Really think about the way that you see indulgences like this. Firstly, they’re indulgences. Like holidays. You don’t go on holiday every day or week (if you do I hate you a little bit), You save up for them. You plan them. And then you go. Holidays are almost always expensive and unproductive, but you don’t feel guilty about them. When your holiday is over you sometimes have to work harder to catch up on whatever work you’ve missed. You accept that as a part of getting to go on holiday.

Think of food in the same way. Think about what you’re going to have. Look forward to it. Most improtantly enjoy it. When it’s over. Re-focus. Plan your next one.

Anyway, without further ado, let’s have a look at the diet for Weeks 5-8

Protein:

  • Eggs
  • Low fat cottage cheese
  • Chicken breast
  • Turkey breast
  • Any kind of fish

Vegetables

  • Any leafy vegetables
  • Aubergines
  • Raw Carrots
  • Tomatoes
  • Asparagus
  • Mushrooms
  • Broccoli
  • Brussels sprouts
  • Celery
  • Cauliflower
  • Artichokes
  • Onions
  • Squash
  • Cucumbers
  • Sweet peppers (any color)
  • Zucchini
  • Green Beans

Fats

  • Any nuts or natural nut butter (in moderation!)
  • Olives and Olive oil
  • Sesame oil
  • Coconut oil
  • Flax oil
  • Sunflower oil

Bread

  • Soya and Linseed bread

Fruits

  • Cherries
  • Plums
  • Grapefruit
  • Peaches
  • Apples
  • Pears
  • Coconut
  • Prunes

Other

  • Natural Yoghurt

Drinks

  • Water
  • Tea/coffee (no sugar)

And the banned list…

  • Milk
  • Ice Cream
  • Fruit Juice
  • Alcohol
  • Starch – Potatoes, Rice (even rice cakes), Pasta
  • Cheese
  • Red Meat
  • Pork

OK, I admit, it’s not as if you can eat anything you want now, but the inclusion of fruit and soya and linseed bread (if you’ve never heard of it I promise that it’s yummy) and natural yoghurt (great with fruit) means that it’s actually much easier to put meals (especially breakfasts) together.

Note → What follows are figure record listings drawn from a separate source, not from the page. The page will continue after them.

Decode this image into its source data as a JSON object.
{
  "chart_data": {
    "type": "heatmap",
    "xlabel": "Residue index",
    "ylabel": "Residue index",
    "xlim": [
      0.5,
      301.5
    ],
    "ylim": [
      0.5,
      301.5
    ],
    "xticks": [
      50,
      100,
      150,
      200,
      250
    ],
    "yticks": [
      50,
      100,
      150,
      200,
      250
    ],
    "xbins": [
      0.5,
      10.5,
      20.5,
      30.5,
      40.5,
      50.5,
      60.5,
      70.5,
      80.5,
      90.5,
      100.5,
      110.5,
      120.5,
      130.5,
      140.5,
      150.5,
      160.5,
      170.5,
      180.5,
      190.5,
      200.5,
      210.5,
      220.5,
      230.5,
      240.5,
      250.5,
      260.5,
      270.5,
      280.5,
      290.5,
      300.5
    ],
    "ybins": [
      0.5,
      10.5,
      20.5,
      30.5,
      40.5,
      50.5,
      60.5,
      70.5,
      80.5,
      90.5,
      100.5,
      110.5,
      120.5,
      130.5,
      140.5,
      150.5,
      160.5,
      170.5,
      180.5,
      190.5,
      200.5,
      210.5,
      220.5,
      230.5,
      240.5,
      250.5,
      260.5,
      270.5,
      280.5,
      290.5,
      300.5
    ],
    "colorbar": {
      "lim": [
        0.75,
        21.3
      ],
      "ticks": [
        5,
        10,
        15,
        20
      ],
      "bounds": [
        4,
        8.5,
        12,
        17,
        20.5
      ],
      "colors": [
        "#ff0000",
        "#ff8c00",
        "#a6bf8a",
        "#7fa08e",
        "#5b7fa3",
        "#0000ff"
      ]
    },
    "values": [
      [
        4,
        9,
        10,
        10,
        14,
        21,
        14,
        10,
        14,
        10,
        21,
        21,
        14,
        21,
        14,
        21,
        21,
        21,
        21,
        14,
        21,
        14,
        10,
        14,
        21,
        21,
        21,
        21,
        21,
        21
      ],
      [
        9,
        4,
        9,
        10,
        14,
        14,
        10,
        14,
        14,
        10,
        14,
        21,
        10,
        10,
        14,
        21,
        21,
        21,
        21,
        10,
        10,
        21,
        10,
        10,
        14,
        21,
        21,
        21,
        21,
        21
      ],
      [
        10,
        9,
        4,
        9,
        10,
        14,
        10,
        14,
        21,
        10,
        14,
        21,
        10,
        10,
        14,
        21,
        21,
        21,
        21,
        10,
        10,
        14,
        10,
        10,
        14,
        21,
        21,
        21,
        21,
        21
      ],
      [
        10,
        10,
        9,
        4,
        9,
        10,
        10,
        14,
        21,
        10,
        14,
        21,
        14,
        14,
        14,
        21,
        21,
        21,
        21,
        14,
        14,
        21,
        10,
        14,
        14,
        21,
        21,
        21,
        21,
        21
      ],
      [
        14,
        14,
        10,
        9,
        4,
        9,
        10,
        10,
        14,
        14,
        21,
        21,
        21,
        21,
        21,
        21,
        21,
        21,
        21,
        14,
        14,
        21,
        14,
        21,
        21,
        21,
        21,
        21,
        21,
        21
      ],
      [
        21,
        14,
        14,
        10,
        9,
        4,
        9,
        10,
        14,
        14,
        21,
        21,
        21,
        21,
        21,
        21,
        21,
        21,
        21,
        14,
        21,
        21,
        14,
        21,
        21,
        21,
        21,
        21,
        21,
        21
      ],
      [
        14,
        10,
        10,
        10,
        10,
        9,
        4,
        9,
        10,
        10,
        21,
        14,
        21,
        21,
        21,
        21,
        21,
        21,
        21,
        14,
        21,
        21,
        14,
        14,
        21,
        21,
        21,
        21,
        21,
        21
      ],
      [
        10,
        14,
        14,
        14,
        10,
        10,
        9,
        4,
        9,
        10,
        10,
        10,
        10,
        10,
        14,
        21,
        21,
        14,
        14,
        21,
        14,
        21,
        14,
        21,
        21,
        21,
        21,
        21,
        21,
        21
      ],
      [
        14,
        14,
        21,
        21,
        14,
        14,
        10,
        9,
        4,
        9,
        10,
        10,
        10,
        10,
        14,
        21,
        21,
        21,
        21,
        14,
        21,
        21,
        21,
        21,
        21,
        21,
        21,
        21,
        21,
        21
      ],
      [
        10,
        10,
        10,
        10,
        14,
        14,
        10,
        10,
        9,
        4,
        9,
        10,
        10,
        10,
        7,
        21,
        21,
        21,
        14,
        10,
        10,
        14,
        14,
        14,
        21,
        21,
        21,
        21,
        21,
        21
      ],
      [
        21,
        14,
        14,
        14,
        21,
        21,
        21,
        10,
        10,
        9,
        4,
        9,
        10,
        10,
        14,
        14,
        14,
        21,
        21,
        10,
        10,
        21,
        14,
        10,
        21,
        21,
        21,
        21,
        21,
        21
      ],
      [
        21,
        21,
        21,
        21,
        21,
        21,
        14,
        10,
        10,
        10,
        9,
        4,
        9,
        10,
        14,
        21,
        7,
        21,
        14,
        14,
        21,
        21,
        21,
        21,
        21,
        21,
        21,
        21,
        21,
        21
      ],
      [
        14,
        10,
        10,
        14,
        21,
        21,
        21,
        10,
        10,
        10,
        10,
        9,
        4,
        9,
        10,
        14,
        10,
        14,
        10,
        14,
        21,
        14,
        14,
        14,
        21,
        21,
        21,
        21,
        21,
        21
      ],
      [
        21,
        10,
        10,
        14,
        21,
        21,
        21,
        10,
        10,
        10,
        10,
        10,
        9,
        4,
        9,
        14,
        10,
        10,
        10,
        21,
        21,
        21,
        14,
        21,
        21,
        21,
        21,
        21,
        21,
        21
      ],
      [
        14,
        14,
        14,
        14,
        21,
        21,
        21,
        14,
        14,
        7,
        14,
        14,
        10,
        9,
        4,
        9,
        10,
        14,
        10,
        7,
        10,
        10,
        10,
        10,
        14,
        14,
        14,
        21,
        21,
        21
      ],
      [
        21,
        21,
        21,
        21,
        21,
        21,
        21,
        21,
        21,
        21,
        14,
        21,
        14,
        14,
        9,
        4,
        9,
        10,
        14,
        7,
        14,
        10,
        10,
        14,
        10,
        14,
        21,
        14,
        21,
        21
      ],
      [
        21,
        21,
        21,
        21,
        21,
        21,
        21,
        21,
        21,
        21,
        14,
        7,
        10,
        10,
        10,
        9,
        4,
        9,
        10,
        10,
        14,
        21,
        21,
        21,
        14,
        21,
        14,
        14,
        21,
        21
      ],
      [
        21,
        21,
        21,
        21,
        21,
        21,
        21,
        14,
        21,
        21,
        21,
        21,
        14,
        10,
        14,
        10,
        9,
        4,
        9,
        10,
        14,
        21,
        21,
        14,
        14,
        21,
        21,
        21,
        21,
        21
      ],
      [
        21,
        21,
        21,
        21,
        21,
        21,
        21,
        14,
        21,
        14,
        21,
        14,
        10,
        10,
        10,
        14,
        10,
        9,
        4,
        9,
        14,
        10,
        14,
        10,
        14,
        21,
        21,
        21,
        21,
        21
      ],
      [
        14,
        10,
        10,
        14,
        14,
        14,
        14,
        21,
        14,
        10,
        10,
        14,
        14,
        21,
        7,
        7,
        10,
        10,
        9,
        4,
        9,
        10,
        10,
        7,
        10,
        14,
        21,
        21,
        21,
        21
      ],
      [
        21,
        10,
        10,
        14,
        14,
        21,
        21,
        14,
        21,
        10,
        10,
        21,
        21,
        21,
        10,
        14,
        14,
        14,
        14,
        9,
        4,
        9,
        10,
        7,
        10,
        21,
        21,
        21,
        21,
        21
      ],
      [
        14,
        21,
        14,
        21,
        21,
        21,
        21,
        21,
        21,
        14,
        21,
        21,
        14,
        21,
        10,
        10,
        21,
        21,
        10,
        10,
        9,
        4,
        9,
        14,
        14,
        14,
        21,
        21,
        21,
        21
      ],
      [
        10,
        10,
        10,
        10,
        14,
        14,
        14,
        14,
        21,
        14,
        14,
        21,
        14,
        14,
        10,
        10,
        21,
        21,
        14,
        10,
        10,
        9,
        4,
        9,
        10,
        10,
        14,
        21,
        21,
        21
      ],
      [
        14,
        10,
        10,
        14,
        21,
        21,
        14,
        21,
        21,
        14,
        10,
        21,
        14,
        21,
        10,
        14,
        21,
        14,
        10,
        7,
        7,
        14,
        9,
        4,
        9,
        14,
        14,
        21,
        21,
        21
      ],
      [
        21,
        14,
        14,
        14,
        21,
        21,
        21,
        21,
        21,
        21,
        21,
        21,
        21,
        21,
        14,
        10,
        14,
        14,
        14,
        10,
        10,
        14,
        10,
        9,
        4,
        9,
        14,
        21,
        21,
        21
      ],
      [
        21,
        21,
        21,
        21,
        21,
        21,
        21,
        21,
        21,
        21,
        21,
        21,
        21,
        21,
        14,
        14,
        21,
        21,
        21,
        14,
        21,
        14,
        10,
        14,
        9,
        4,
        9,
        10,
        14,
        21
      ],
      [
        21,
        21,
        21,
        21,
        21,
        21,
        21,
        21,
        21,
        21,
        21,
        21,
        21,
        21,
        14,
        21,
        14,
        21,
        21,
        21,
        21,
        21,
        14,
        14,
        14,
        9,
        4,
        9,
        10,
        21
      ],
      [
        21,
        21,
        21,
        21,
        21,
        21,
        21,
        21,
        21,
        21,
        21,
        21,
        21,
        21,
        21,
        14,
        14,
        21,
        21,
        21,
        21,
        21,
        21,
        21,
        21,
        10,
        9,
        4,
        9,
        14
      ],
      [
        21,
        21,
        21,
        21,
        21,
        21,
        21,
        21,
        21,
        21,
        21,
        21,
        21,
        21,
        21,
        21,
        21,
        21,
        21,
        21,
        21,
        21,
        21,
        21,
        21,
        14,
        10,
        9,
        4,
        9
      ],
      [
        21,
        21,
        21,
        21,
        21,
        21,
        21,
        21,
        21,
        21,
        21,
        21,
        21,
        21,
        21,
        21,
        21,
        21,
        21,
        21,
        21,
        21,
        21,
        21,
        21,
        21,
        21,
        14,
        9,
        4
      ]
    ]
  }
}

Also, as mentioned, you get a cheat meal once a week. Absolutely nothing is off limits for this meal, so go wild. Obviously I’m not expecting you to sabotage yourself here, a meal which lasts all day and consists of nothing but whipped cream is not an ideal choice, but within reason have whatever your heart desires. Then refocus.

Again, be aiming to eat every three hours or so, if you’re never hungry this frequently, reduce your portion sizes appropriately.